Define

The app didn’t suffer from a lack of features; it suffered from misplaced priorities. The tools worked, but they were buried under confusing layers.
So I reframed the challenge:
How might I reorganize the app’s menus so users can confidently track inventory and discover cocktails without feeling lost?

The Research Findings

From my observational research and competitor analysis, several patterns emerged:

Usability Findings

  • Navigation Confusion: Users often opened the wrong menu first and backtracked multiple times.

  • Hidden Inventory: Inventory — the heart of the app — was buried behind secondary menus, reducing its use.

  • Cognitive Overload: Too many nested options, inconsistent labeling, and unclear hierarchy caused hesitation and frustration.

  • Misaligned Flows: The app expects users to update inventory first, then browse recipes — but most users start by searching for a drink.

Behavioral Insights

  • Users think in scenarios (“What can I make with what I have?”), not categories (“Inventory,” “Recipes,” “Favourites”).

  • They value speed and simplicity over deep customization.

  • They want the app to act like a bartender, offering confident, immediate recommendations.

Business Insight

Improving discoverability and ease-of-use could increase engagement and encourage consistent inventory tracking — a key differentiator for this app.

Key Takeaway

The app’s success depends on restructuring navigation around user goals, not internal feature groupings.

Mapping the Journey

I mapped a typical user flow for “Find a cocktail I can make right now.”
Current Journey (Before):

  1. Open app → 2. See overwhelming list of recipes → 3. Select option → 4. Check inventory → 5. Return to recipes → 6. Scroll extensively → 7. Finally land on a cocktail.

Pain Points:

  • A lot of choices presented at once, leading to choice confusion.

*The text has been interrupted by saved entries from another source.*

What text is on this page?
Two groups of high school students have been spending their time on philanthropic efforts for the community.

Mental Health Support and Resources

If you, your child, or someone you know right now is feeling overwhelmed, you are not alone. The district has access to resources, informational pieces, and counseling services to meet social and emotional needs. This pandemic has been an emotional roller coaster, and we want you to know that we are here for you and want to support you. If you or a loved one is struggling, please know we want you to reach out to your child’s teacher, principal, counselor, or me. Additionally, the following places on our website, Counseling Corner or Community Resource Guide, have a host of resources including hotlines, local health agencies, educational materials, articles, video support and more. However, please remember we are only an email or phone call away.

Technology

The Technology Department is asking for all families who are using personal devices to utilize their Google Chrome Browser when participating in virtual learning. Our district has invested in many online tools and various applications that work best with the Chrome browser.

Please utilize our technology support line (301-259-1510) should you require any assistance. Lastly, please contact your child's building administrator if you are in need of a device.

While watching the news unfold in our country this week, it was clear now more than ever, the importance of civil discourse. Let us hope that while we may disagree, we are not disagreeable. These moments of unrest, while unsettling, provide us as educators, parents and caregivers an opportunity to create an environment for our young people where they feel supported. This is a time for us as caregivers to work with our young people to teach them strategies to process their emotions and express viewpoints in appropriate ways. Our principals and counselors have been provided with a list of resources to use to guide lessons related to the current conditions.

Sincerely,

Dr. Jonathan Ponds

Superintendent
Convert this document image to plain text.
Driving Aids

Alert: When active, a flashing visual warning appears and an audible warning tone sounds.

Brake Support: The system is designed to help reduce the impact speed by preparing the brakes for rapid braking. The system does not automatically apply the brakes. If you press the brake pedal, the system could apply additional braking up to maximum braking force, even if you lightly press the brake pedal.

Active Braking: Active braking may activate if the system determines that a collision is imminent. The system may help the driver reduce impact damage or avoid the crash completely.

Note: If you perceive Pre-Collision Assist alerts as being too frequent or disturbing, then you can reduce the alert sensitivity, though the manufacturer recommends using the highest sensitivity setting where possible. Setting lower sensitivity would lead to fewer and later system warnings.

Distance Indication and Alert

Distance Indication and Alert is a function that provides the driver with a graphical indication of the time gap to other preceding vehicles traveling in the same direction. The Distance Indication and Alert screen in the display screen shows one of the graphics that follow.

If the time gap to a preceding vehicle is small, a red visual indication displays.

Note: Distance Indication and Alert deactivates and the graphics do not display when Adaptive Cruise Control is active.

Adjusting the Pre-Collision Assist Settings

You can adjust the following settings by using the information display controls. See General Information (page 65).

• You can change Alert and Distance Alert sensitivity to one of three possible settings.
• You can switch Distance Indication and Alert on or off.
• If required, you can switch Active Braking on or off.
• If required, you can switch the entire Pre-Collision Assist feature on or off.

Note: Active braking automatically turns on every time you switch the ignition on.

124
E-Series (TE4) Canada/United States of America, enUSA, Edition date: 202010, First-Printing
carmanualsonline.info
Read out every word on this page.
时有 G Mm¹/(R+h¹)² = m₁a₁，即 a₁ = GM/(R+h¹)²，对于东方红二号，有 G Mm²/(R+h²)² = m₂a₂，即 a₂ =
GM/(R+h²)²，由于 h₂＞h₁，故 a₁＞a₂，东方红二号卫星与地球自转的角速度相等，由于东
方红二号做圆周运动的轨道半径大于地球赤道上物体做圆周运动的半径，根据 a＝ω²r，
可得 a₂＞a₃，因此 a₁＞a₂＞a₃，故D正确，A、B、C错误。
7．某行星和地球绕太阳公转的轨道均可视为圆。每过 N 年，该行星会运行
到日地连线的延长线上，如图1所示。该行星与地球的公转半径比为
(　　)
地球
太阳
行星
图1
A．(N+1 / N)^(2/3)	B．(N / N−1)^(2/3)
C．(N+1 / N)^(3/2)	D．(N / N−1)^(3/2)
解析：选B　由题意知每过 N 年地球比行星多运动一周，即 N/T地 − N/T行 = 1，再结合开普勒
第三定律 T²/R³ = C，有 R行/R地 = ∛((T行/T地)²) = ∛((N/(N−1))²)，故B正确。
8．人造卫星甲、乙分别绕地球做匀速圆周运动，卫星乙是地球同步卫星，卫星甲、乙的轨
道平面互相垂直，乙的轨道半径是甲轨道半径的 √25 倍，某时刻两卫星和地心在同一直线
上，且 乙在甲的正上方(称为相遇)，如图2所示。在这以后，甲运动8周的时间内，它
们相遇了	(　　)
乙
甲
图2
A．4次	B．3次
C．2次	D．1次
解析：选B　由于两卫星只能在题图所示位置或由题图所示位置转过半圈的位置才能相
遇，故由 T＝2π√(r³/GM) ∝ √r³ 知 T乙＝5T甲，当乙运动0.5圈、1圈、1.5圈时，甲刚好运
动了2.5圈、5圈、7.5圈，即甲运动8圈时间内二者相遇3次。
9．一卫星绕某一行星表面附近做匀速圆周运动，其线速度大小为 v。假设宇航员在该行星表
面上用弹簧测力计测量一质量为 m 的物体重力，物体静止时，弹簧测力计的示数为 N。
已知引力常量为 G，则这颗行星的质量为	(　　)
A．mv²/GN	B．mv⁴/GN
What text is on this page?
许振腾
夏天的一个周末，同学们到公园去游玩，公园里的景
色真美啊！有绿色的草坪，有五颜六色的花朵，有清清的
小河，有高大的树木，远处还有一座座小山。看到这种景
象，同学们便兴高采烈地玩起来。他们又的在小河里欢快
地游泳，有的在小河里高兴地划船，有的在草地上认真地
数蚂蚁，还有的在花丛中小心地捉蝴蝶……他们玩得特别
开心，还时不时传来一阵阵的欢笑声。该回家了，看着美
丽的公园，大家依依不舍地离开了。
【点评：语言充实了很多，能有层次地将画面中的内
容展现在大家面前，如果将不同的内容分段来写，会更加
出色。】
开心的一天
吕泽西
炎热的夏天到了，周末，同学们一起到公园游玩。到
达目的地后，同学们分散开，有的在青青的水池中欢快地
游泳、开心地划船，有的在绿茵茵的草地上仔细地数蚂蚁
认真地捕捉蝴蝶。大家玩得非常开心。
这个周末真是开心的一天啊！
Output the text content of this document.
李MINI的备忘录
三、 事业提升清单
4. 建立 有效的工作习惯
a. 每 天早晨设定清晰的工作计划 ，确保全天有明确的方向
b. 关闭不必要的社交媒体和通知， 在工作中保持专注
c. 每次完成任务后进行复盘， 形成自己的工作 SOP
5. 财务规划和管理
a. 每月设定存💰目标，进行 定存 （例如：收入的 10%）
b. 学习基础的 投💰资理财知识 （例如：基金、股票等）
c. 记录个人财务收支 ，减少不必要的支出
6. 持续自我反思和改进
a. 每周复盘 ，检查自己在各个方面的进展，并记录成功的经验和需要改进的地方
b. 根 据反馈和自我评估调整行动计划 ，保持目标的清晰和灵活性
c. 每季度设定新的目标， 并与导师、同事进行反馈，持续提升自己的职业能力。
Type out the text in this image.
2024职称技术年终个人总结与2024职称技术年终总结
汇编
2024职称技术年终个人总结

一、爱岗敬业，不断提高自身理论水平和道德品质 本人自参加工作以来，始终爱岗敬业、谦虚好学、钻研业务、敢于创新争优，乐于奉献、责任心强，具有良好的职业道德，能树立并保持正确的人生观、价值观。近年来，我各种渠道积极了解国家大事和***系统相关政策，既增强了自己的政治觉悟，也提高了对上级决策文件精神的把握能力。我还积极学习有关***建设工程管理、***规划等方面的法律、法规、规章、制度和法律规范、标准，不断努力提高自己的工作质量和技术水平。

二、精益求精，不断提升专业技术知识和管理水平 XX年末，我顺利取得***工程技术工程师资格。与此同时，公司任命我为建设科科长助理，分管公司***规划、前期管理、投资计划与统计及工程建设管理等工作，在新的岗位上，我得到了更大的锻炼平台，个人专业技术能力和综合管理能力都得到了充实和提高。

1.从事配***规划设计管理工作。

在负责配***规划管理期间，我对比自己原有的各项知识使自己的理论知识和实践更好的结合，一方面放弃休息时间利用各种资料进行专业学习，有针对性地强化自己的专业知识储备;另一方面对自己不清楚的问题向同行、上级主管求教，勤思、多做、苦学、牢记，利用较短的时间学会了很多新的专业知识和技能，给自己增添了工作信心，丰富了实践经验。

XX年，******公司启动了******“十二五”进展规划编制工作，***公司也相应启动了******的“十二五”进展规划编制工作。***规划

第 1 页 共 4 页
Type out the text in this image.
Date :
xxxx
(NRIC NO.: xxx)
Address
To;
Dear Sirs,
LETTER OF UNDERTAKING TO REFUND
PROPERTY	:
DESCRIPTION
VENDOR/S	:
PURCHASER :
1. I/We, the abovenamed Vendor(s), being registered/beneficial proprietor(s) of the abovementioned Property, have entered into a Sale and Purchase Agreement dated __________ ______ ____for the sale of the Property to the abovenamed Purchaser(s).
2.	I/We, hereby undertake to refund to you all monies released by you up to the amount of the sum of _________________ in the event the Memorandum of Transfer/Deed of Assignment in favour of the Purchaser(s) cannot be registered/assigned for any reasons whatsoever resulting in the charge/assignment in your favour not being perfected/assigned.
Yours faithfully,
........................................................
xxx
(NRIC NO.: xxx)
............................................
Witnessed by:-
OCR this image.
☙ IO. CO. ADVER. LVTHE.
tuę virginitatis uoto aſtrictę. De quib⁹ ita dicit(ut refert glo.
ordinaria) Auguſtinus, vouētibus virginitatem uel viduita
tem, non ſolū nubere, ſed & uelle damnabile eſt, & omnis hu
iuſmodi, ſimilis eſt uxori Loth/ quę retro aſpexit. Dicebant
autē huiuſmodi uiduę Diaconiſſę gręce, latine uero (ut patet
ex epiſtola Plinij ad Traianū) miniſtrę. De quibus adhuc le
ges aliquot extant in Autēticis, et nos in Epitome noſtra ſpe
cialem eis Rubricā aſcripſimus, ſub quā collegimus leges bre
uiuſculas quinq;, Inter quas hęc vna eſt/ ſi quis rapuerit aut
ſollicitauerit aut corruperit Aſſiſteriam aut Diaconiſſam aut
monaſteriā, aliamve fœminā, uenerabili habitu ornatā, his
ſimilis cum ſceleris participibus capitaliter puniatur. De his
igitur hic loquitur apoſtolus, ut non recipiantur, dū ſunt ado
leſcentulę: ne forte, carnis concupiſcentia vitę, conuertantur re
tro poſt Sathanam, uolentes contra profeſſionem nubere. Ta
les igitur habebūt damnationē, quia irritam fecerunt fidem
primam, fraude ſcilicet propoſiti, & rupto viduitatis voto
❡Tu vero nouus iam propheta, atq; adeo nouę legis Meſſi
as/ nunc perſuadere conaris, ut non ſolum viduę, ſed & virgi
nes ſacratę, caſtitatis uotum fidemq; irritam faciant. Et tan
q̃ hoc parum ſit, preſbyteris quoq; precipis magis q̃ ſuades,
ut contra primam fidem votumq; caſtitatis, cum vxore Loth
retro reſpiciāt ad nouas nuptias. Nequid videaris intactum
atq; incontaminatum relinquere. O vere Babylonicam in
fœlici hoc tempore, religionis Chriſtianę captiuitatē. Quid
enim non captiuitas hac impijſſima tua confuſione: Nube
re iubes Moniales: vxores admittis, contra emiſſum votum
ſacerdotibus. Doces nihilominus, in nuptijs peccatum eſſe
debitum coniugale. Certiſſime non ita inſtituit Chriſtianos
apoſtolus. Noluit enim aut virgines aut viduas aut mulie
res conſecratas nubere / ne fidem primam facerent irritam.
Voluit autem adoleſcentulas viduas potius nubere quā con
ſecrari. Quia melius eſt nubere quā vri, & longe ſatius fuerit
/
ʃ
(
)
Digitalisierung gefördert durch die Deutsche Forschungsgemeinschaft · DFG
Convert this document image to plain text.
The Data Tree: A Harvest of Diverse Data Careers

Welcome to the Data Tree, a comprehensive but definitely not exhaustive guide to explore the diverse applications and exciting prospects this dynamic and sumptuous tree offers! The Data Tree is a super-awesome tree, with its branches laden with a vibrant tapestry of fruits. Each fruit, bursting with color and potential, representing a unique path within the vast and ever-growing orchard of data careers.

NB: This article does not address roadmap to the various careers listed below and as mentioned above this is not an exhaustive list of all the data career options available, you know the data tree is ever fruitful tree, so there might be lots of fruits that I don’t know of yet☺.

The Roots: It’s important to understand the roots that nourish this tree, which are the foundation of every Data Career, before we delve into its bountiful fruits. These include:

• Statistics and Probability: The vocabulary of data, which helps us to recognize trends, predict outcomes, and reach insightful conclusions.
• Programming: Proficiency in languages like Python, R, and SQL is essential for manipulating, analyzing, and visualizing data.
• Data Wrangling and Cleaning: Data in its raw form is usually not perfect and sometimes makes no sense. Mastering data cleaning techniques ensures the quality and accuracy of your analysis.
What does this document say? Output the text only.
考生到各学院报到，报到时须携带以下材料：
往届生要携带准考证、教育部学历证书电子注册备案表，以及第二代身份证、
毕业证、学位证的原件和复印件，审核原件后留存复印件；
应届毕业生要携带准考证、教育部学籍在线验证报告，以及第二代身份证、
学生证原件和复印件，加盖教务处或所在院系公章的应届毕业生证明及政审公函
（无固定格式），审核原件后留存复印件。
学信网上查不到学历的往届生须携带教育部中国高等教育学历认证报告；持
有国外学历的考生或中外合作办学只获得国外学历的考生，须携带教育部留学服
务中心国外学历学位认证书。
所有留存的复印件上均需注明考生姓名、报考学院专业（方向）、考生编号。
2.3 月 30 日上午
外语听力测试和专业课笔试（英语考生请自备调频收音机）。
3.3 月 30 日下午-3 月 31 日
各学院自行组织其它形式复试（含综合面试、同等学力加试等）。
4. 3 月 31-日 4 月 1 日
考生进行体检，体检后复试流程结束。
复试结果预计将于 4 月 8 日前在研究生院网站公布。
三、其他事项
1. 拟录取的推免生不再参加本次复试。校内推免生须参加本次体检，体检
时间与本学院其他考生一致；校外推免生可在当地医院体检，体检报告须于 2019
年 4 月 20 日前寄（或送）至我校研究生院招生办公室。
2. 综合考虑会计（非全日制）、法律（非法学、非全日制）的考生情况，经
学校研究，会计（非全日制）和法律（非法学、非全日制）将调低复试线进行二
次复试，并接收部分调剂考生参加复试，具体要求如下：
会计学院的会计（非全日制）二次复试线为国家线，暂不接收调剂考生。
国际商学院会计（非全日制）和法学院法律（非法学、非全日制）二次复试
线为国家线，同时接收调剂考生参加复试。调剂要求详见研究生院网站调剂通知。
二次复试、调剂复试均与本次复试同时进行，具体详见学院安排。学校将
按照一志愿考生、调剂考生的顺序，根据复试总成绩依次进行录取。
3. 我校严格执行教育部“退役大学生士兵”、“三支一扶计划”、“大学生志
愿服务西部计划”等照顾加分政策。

Filters are work.

  • Confusing terminology (no education of what a highball glass is for beginners).

  • Cognitive fatigue after a few loops.

Ideal Journey (After):

  1. Open app → 2. See personalized “Cocktails You Can Make” at the top → 3. Tap recipe → 4. Mix drink.

Shift: From 6–7 steps with high frustration → 3 seamless steps with clarity.

Research Goals

Determine what to simplify or change the app navigation to support users goals.

Research Objectives

  • Understand how users think about finding cocktails (by ingredient, by name, or by vibe).

  • Identify how the current menu structure supports common workflows.

  • Reveal any mental models users bring from similar apps or recipe experiences.

Competitor Research

I compared other available cocktail applications

User Interviews

To better understand who uses this app and why, I conducted 5 informal interviews with friends who regularly enjoy making cocktails at home. Each represented a slightly different user type, from aspiring mixologists to casual hosts.

Objective

Explore habits, frustrations, and expectations around cocktail-making and bar inventory management to validate my assumptions and uncover hidden needs.

Key Questions

  • How often do you make cocktails at home?

  • How do you currently decide what to make?

  • How do you keep track of your ingredients?

  • What frustrates you about your current process?

  • What would make a cocktail app most useful or delightful to you?

  • Are there steps of the process to making a cocktail that are currently taking place outside the application?

Insights

  • Decision Fatigue: Most users said they struggle to choose what to make, even when they have plenty of ingredients.

  • Inventory Management Is a Chore: Few track what they have accurately; manual entry feels tedious.

  • Recipe Overload: Current apps feel cluttered or too generic — users want relevance, not volume.

  • Delight in Discovery: When the app surfaces a cocktail they can make, excitement spikes.

  • Design Matters: A few noted they abandon apps that feel clunky or visually outdated — the experience should feel “crafty” and “premium.”

Key Takeaway

The app’s biggest opportunity isn’t adding new features; it’s about simplifying decisions, streamlining inventory, and delivering relevance and joy through thoughtful design and curated discovery.

Understanding Through Observation

To deepen understanding, I observed five friends using the app with a simple prompt:
“Find a cocktail you can make right now with what’s in your bar.”
I watched quietly as they tried to navigate the app.

Observations

  • Confusion: Several opened the wrong menu first, unsure where to begin.

  • Redundancy: Many circled back through multiple menus trying to find the same recipes.

  • Frustration: One participant sighed, “I just want it to tell me what I can make! Why is this so difficult?”

  • Workarounds: Two users resorted to jotting ingredients down elsewhere rather than updating inventory in-app.

Insights

Users expect one clear entry point for their primary goal: discovering makeable cocktails.
Information hierarchy doesn’t match user priorities; “Inventory” feels buried even though it drives recommendations.
Users think in tasks, not features; they don’t want to explore every menu; they want outcomes (“Show me what I can make”).
The current menu structure violates common mental models; users anticipate a “home → action” path, not deep nesting.